City council election court case reopened for new evidence

Former Adelaide City councillor Alex Hyde will be allowed to reopen a court case over the last council election, nearly two years after the ballot he wants declared void.

Sep 17, 2024, updated Oct 28, 2024
Former Adelaide City councillor Alex Hyde is seeking to overturn the results of the 2022 council election. Photo: Tony Lewis / InDaily
Former Adelaide City councillor Alex Hyde is seeking to overturn the results of the 2022 council election. Photo: Tony Lewis / InDaily

District Court Judge Michael Burnett has agreed to reopen the case between Hyde, the electoral commissioner and Adelaide City councillor Jing Li to allow Hyde’s legal team to include new documents they’ve discovered.

Jing Li was elected as a Central Ward councillor at the last council election in November 2022, while Hyde, a former Deputy Lord Mayor, lost his seat. In December 2022, Hyde lodged a petition with the court to declare the election void.

Hyde’s team requested the case be re-opened in April, before a judgement was published but after closing arguments in the case were heard in February.

When the petition to reopen the court case was first heard in April, all parties agreed the timeframe should be swift given the election result that Hyde is disputing is almost two years old.

Judge Burnett wrote in his judgement on September 13 that he is satisfied the evidence presented could not reasonably have been discovered at the trial, and that it remains unexplained why Li did not properly discover this information sooner, as there was no affidavit filed by Li explaining why.

“The time and cost associated with the reopening has been caused by the second respondent’s [Li’s] failure to make proper discovery,” the judgement said.

Hyde’s team presented more than 1900 pages of documents to be included, with Judge Burnett allowing about half to be tendered in the case.

The documents include emails between Li and the City of Adelaide enclosing enrolment forms and WeChat messages telling supporters to use a specific postal address when enrolling to vote.

The emails relate to 73 people who were enrolled to vote in the council election and were first obtained through a Freedom of Information request by Liberal MLC Ben Hood.

According to the judgement, it could be inferred from the emails that Li “encouraged and assisted many persons to be enrolled and was actively engaged in that process; (2) many of those persons were students of Chinese nationality; (3) some other persons assisted him in enrolling electors”.

The judgement also states it could be inferred that Li engaged with the electoral commissioner about enrolments and took steps to maximise the number of persons who might support him to be included in the supplementary voting roll.

“There is no prohibition against assisting persons to be enrolled on the voter’s roll and the second respondent [Li] committed no illegal conduct by doing so. It is not alleged that he did,” the judgement said.

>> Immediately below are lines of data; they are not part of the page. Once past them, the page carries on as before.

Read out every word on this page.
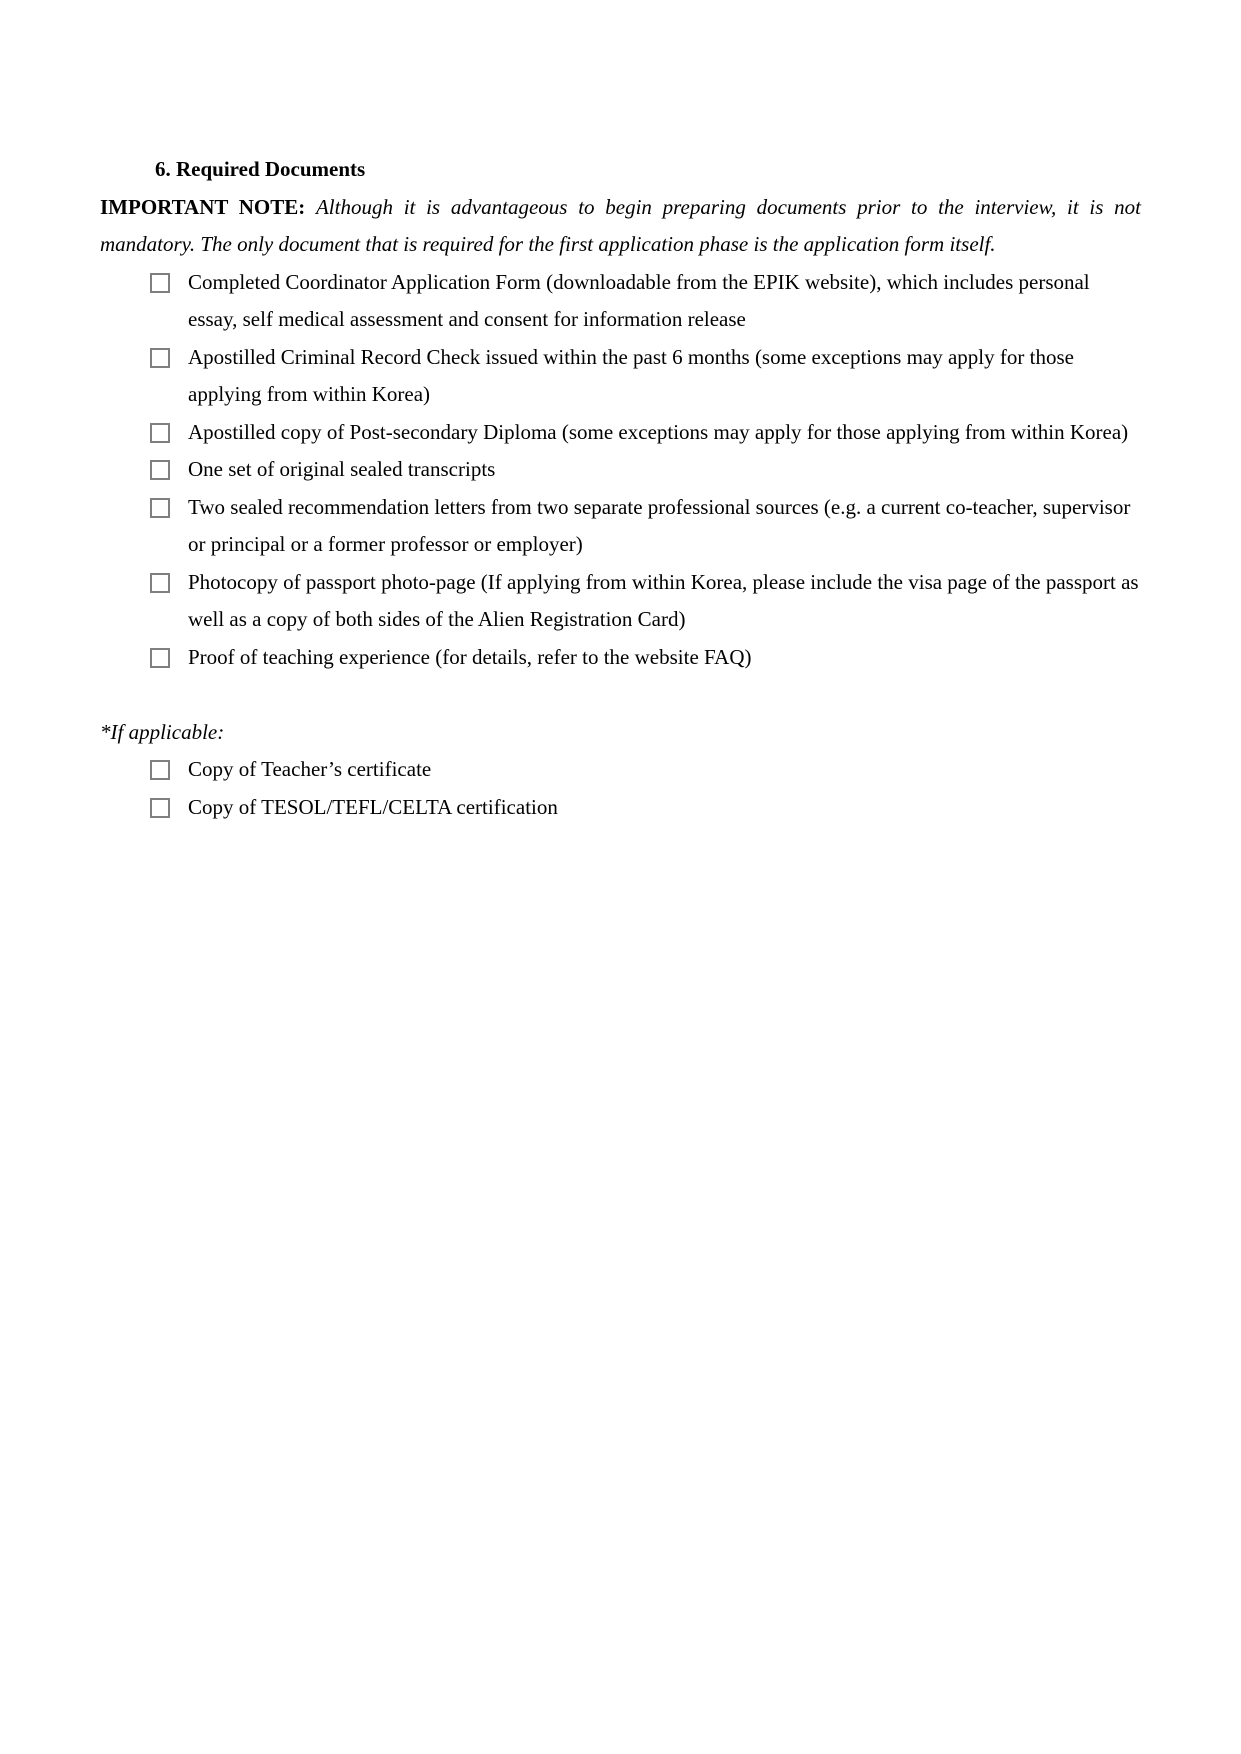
6. Required Documents

IMPORTANT NOTE: Although it is advantageous to begin preparing documents prior to the interview, it is not mandatory. The only document that is required for the first application phase is the application form itself.

Completed Coordinator Application Form (downloadable from the EPIK website), which includes personal essay, self medical assessment and consent for information release
Apostilled Criminal Record Check issued within the past 6 months (some exceptions may apply for those applying from within Korea)
Apostilled copy of Post-secondary Diploma (some exceptions may apply for those applying from within Korea)
One set of original sealed transcripts
Two sealed recommendation letters from two separate professional sources (e.g. a current co-teacher, supervisor or principal or a former professor or employer)
Photocopy of passport photo-page (If applying from within Korea, please include the visa page of the passport as well as a copy of both sides of the Alien Registration Card)
Proof of teaching experience (for details, refer to the website FAQ)

*If applicable:

Copy of Teacher’s certificate
Copy of TESOL/TEFL/CELTA certification
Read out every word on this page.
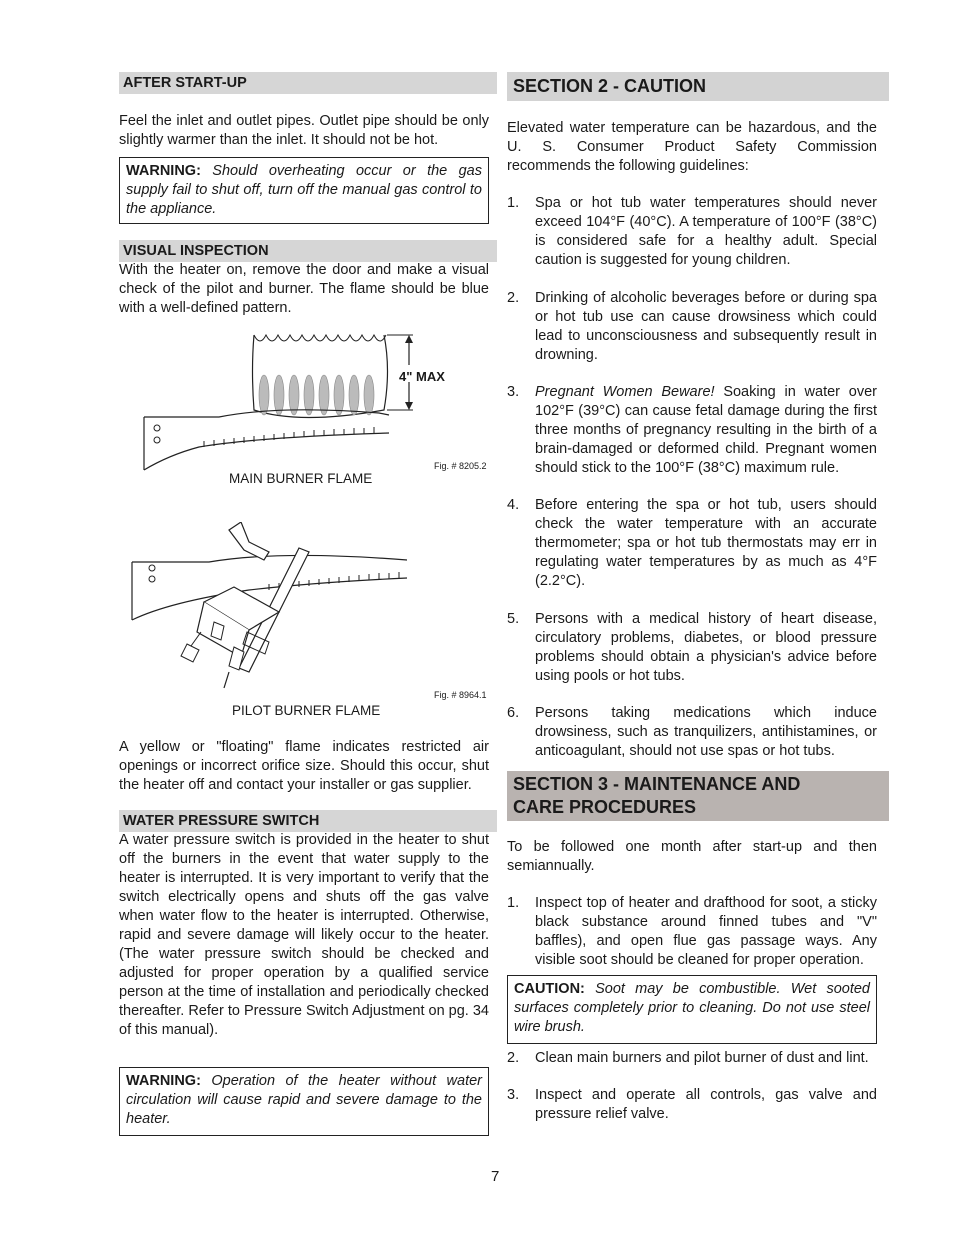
AFTER START-UP

Feel the inlet and outlet pipes. Outlet pipe should be only slightly warmer than the inlet. It should not be hot.

WARNING: Should overheating occur or the gas supply fail to shut off, turn off the manual gas control to the appliance.
VISUAL INSPECTION

With the heater on, remove the door and make a visual check of the pilot and burner. The flame should be blue with a well-defined pattern.

4" MAX
Fig. # 8205.2
MAIN BURNER FLAME
Fig. # 8964.1
PILOT BURNER FLAME

A yellow or "floating" flame indicates restricted air openings or incorrect orifice size. Should this occur, shut the heater off and contact your installer or gas supplier.

WATER PRESSURE SWITCH

A water pressure switch is provided in the heater to shut off the burners in the event that water supply to the heater is interrupted. It is very important to verify that the switch electrically opens and shuts off the gas valve when water flow to the heater is interrupted. Otherwise, rapid and severe damage will likely occur to the heater. (The water pressure switch should be checked and adjusted for proper operation by a qualified service person at the time of installation and periodically checked thereafter. Refer to Pressure Switch Adjustment on pg. 34 of this manual).

WARNING: Operation of the heater without water circulation will cause rapid and severe damage to the heater.
SECTION 2 - CAUTION

Elevated water temperature can be hazardous, and the U. S. Consumer Product Safety Commission recommends the following guidelines:

1. Spa or hot tub water temperatures should never exceed 104°F (40°C). A temperature of 100°F (38°C) is considered safe for a healthy adult. Special caution is suggested for young children.
2. Drinking of alcoholic beverages before or during spa or hot tub use can cause drowsiness which could lead to unconsciousness and subsequently result in drowning.
3. Pregnant Women Beware! Soaking in water over 102°F (39°C) can cause fetal damage during the first three months of pregnancy resulting in the birth of a brain-damaged or deformed child. Pregnant women should stick to the 100°F (38°C) maximum rule.
4. Before entering the spa or hot tub, users should check the water temperature with an accurate thermometer; spa or hot tub thermostats may err in regulating water temperatures by as much as 4°F (2.2°C).
5. Persons with a medical history of heart disease, circulatory problems, diabetes, or blood pressure problems should obtain a physician's advice before using pools or hot tubs.
6. Persons taking medications which induce drowsiness, such as tranquilizers, antihistamines, or anticoagulant, should not use spas or hot tubs.
SECTION 3 - MAINTENANCE AND
CARE PROCEDURES

To be followed one month after start-up and then semiannually.

1. Inspect top of heater and drafthood for soot, a sticky black substance around finned tubes and "V" baffles), and open flue gas passage ways. Any visible soot should be cleaned for proper operation.
CAUTION: Soot may be combustible. Wet sooted surfaces completely prior to cleaning. Do not use steel wire brush.
2. Clean main burners and pilot burner of dust and lint.
3. Inspect and operate all controls, gas valve and pressure relief valve.
7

Some of the WeChat messages the judge is allowing to be submitted are about a dinner held at the Ancient Oriental restaurant in May 2022.

The judgement says specific pages of messages about the dinner are allowed to be tendered in the case as they provide context and background and therefore could affect the outcome of the proceedings.

The WeChat messages were translated from Mandarin, and the judgement says Li and the Electoral Commissioner are permitted to cross-examine the interpreter who translated the documents to English.

Li and the Electoral Commissioner are also allowed to tender documents or give evidence in response to the documents submitted by Hyde’s team.

Hyde, who was appointed acting state director of the Liberal Party in September, told the court in January he “may not” stand for Adelaide City Council despite the long-running legal battle.

The court case will continue to be heard later this week.